Take a look, ML bukan tanggung jawab tunggal wanita kan? Ada
pria yang ambil peran di dalamnya. Tapi kenapa masih ada kasus perceraian
karena tidak-adanya-kehadiran-buah-hati-dalam-rumah-tangga? Kenapa masih terjadi
perselingkuhan antarsuami dengan wanita-yang-bisa-nganak di tengah pernikahan
yang sah dan suci? Kenapa masih ditemukan menantu yang dipandang sebelah mata
oleh mertua yang tidak mendapatkan cucu?
Salah ya emang cewek kalau nggak bisa nganak?
I ever asked my partner, “kalau suatu hari kita married dan nggak punya anak, would you find
another woman to give you a baby?”. Gue sengaja nggak mengakhiri pertanyaan
dengan, “would you leave me?” karena
yang mau gue point out bukan komitmennya, tapi bagaimana dia memandang seorang
anak dalam pernikahan. Komitmen urusan kita berdua yang penyelesaiannya pun
oleh kita berdua. Lha tapi urusan keturunan kan bukan cuma antara si suami dan
istri. Beginian bisa nyangkut ke gengsi si mertua, omongan tetangga, bahkan
siapa-yang-akan-meneruskan-usaha-keluarga.
Gue cukup puas dengan jawaban yang didapat, bahwa kealpaan
seorang anak bukan murni kesalahan si istri. Bisa jadi kualitas sperma yang
kurang bagus.
Teman gue juga tadi sependapat dengan nyerocos begini, “gue inget guru biologi SMP gue bilang kalau
makanan yang dimakan lelaki sebelum nikah itu ngaruh banget ke kualitas sperma.
Rokok juga ngaruh.

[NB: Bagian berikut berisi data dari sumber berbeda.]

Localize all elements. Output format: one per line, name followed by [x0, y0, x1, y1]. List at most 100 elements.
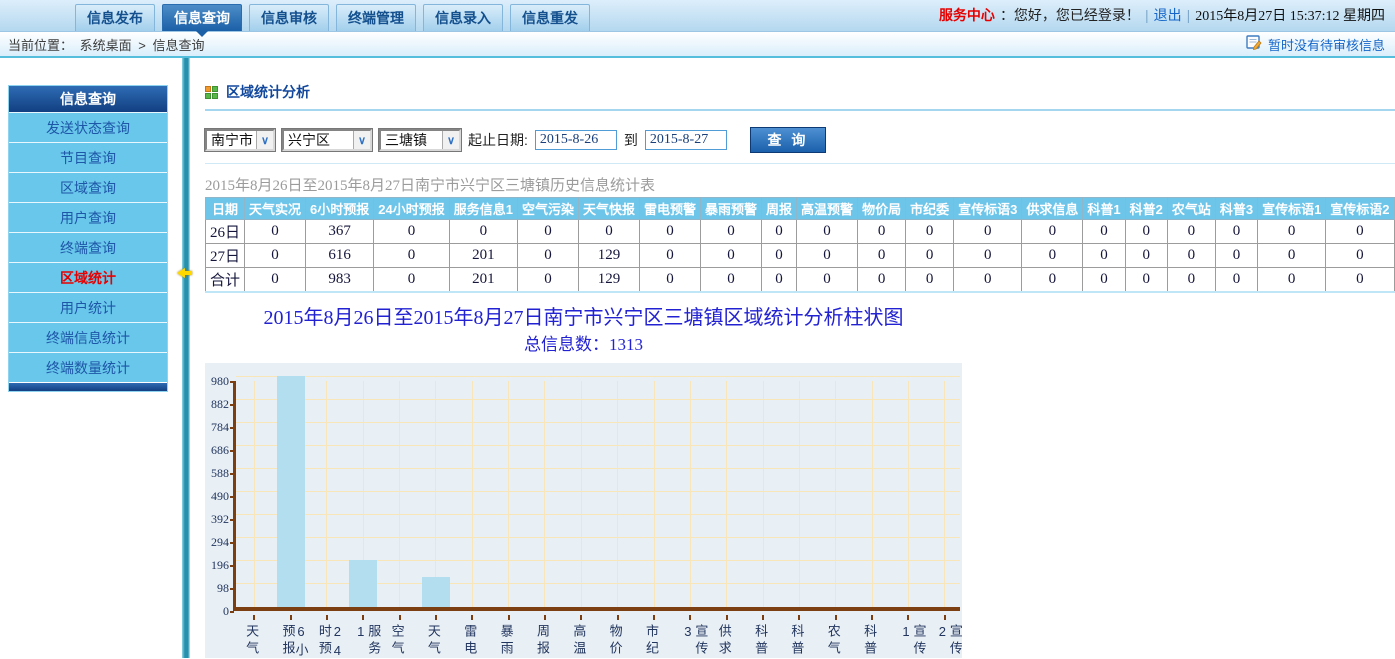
chart-title: 2015年8月26日至2015年8月27日南宁市兴宁区三塘镇区域统计分析柱状图 [205, 301, 962, 330]
y-axis-tick-label: 686 [205, 443, 229, 458]
separator: | [1187, 7, 1191, 23]
v-gridline [508, 381, 509, 607]
table-cell: 0 [374, 220, 449, 244]
table-cell: 0 [797, 244, 858, 268]
sidebar-item-7[interactable]: 终端信息统计 [9, 322, 167, 352]
nav-tab-1[interactable]: 信息查询 [162, 4, 242, 31]
chart-plot-area [233, 381, 960, 611]
v-gridline [544, 381, 545, 607]
table-title: 2015年8月26日至2015年8月27日南宁市兴宁区三塘镇历史信息统计表 [205, 174, 1395, 195]
x-axis-tick-label: 天气快报 [427, 624, 440, 659]
breadcrumb-system-desktop[interactable]: 系统桌面 [80, 38, 132, 53]
v-gridline [690, 381, 691, 607]
h-gridline [236, 491, 960, 492]
content-area: 信息查询 发送状态查询节目查询区域查询用户查询终端查询区域统计用户统计终端信息统… [0, 58, 1395, 658]
chart-subtitle: 总信息数：1313 [205, 330, 962, 355]
table-cell: 0 [1125, 268, 1167, 292]
table-cell: 0 [858, 220, 906, 244]
logout-link[interactable]: 退出 [1154, 5, 1182, 25]
table-header-cell: 日期 [206, 198, 245, 220]
v-gridline [254, 381, 255, 607]
table-row: 合计098302010129000000000000001313 [206, 268, 1395, 292]
table-cell: 0 [1083, 268, 1125, 292]
y-axis-tick [230, 381, 234, 383]
h-gridline [236, 560, 960, 561]
x-axis-tick-label: 科普1 [754, 624, 767, 659]
x-axis-tick [544, 615, 546, 620]
sidebar-title: 信息查询 [9, 86, 167, 112]
sidebar-item-3[interactable]: 用户查询 [9, 202, 167, 232]
table-row: 27日06160201012900000000000000946 [206, 244, 1395, 268]
city-select-value: 南宁市 [211, 130, 253, 150]
table-cell: 0 [1258, 220, 1326, 244]
sidebar-item-5[interactable]: 区域统计 [9, 262, 167, 292]
filter-bar: 南宁市 ∨ 兴宁区 ∨ 三塘镇 ∨ 起止日期: 到 查 询 [205, 127, 1395, 164]
table-cell: 0 [1215, 220, 1257, 244]
x-axis-tick [326, 615, 328, 620]
y-axis-tick-label: 588 [205, 466, 229, 481]
x-axis-tick [362, 615, 364, 620]
table-cell: 0 [1125, 244, 1167, 268]
breadcrumb-info-query[interactable]: 信息查询 [153, 38, 205, 53]
table-cell: 0 [1022, 244, 1083, 268]
x-axis-tick-label: 6小时预报 [282, 624, 308, 659]
x-axis-tick-label: 物价局 [609, 624, 622, 659]
table-header-cell: 供求信息 [1022, 198, 1083, 220]
table-header-cell: 宣传标语1 [1258, 198, 1326, 220]
x-axis-tick [726, 615, 728, 620]
h-gridline [236, 422, 960, 423]
sidebar-item-0[interactable]: 发送状态查询 [9, 112, 167, 142]
x-axis-tick-label: 周报 [536, 624, 549, 658]
table-cell: 27日 [206, 244, 245, 268]
query-button[interactable]: 查 询 [750, 127, 826, 153]
topbar-status-area: 服务中心 ：您好，您已经登录！ | 退出 | 2015年8月27日 15:37:… [939, 5, 1395, 31]
sidebar-item-4[interactable]: 终端查询 [9, 232, 167, 262]
y-axis-tick-label: 882 [205, 397, 229, 412]
y-axis-tick [230, 427, 234, 429]
start-date-input[interactable] [535, 130, 617, 150]
table-cell: 0 [954, 244, 1022, 268]
nav-tab-0[interactable]: 信息发布 [75, 4, 155, 31]
x-axis-tick-label: 宣传标语3 [681, 624, 707, 659]
sidebar-item-8[interactable]: 终端数量统计 [9, 352, 167, 382]
x-axis-tick [617, 615, 619, 620]
v-gridline [835, 381, 836, 607]
table-header-cell: 周报 [762, 198, 797, 220]
end-date-input[interactable] [645, 130, 727, 150]
table-cell: 0 [245, 220, 306, 244]
y-axis-tick-label: 98 [205, 581, 229, 596]
y-axis-tick [230, 496, 234, 498]
nav-tab-5[interactable]: 信息重发 [510, 4, 590, 31]
statistics-table: 日期天气实况6小时预报24小时预报服务信息1空气污染天气快报雷电预警暴雨预警周报… [205, 197, 1395, 293]
sidebar-item-2[interactable]: 区域查询 [9, 172, 167, 202]
chart-bar [422, 577, 450, 607]
table-header-cell: 科普3 [1215, 198, 1257, 220]
district-select[interactable]: 兴宁区 ∨ [282, 129, 372, 151]
table-header-cell: 6小时预报 [306, 198, 374, 220]
sidebar-item-1[interactable]: 节目查询 [9, 142, 167, 172]
x-axis-tick [907, 615, 909, 620]
city-select[interactable]: 南宁市 ∨ [205, 129, 275, 151]
town-select[interactable]: 三塘镇 ∨ [379, 129, 461, 151]
table-cell: 0 [449, 220, 517, 244]
table-cell: 0 [1167, 244, 1215, 268]
x-axis-tick [835, 615, 837, 620]
sidebar-splitter[interactable] [182, 58, 190, 658]
service-center-label: 服务中心 [939, 5, 995, 25]
table-cell: 0 [954, 268, 1022, 292]
district-select-value: 兴宁区 [288, 130, 330, 150]
table-cell: 0 [906, 220, 954, 244]
nav-tab-4[interactable]: 信息录入 [423, 4, 503, 31]
x-axis-tick-label: 空气污染 [391, 624, 404, 659]
y-axis-tick-label: 980 [205, 374, 229, 389]
v-gridline [472, 381, 473, 607]
login-greeting-text: ：您好，您已经登录！ [1000, 5, 1140, 25]
collapse-sidebar-arrow-icon[interactable] [177, 268, 185, 278]
pending-review-link[interactable]: 暂时没有待审核信息 [1268, 35, 1385, 54]
sidebar-item-6[interactable]: 用户统计 [9, 292, 167, 322]
nav-tab-2[interactable]: 信息审核 [249, 4, 329, 31]
h-gridline [236, 445, 960, 446]
main-panel: 区域统计分析 南宁市 ∨ 兴宁区 ∨ 三塘镇 ∨ 起止日期: 到 [190, 58, 1395, 658]
nav-tab-3[interactable]: 终端管理 [336, 4, 416, 31]
x-axis-tick-label: 天气实况 [245, 624, 258, 659]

Pada dasarnya masalah di rahim wanita itu bisa diatasi,
misalnya yang rahimnya terlalu bawah, kista, atau yang terkenal ada karena “rahim
kering”. Kista kan sekarang bisa suntik hormon untuk memperkecil. Tapi, Ta,
sayangnya belum banyak yang well-known masalah ini. Lha coba sekarang berapa
banyak sih lelaki yang mau legowo kalau kualitas spermanya rendah?”
That’s it!
Kualitas sperma.
Sekarang coba mundur sedikit aja dari masalah fertilisasi. Gue
cuma wondering aja, berapa banyak yang udah aware untuk menjaga testisnya dibanding
cewek yang mati-matian ngejaga selaput dara? Hmm?
Gue sengaja nggak menghubungkan masalah selaput dara dengan “keperawanan”,
begitu juga masalah si zakar dengan “keperjakaan”, karena whether “keperawanan”
or “keperjakaan” nggak punya indikator.
Apakah perempuan yang selaput daranya udah sobek bisa
disebut udah nggak perawan? Terus kalau udah petting masih pantas menyandang
status perawan atau perjaka? Bagaimana yang doyan onani, masih perjaka kah?
See?
Masalah selangkangan buat gue bukan sekedar penetrasi. It’s
more than sexual intercourse. It’s all about around it.
Termasuk rahim. Begitu pun testis.
Termasuk ovarium. Begitu pun sperma.
Termasuk selaput dara. Begitu pun penis.
It’s
all about the best you give for your partner.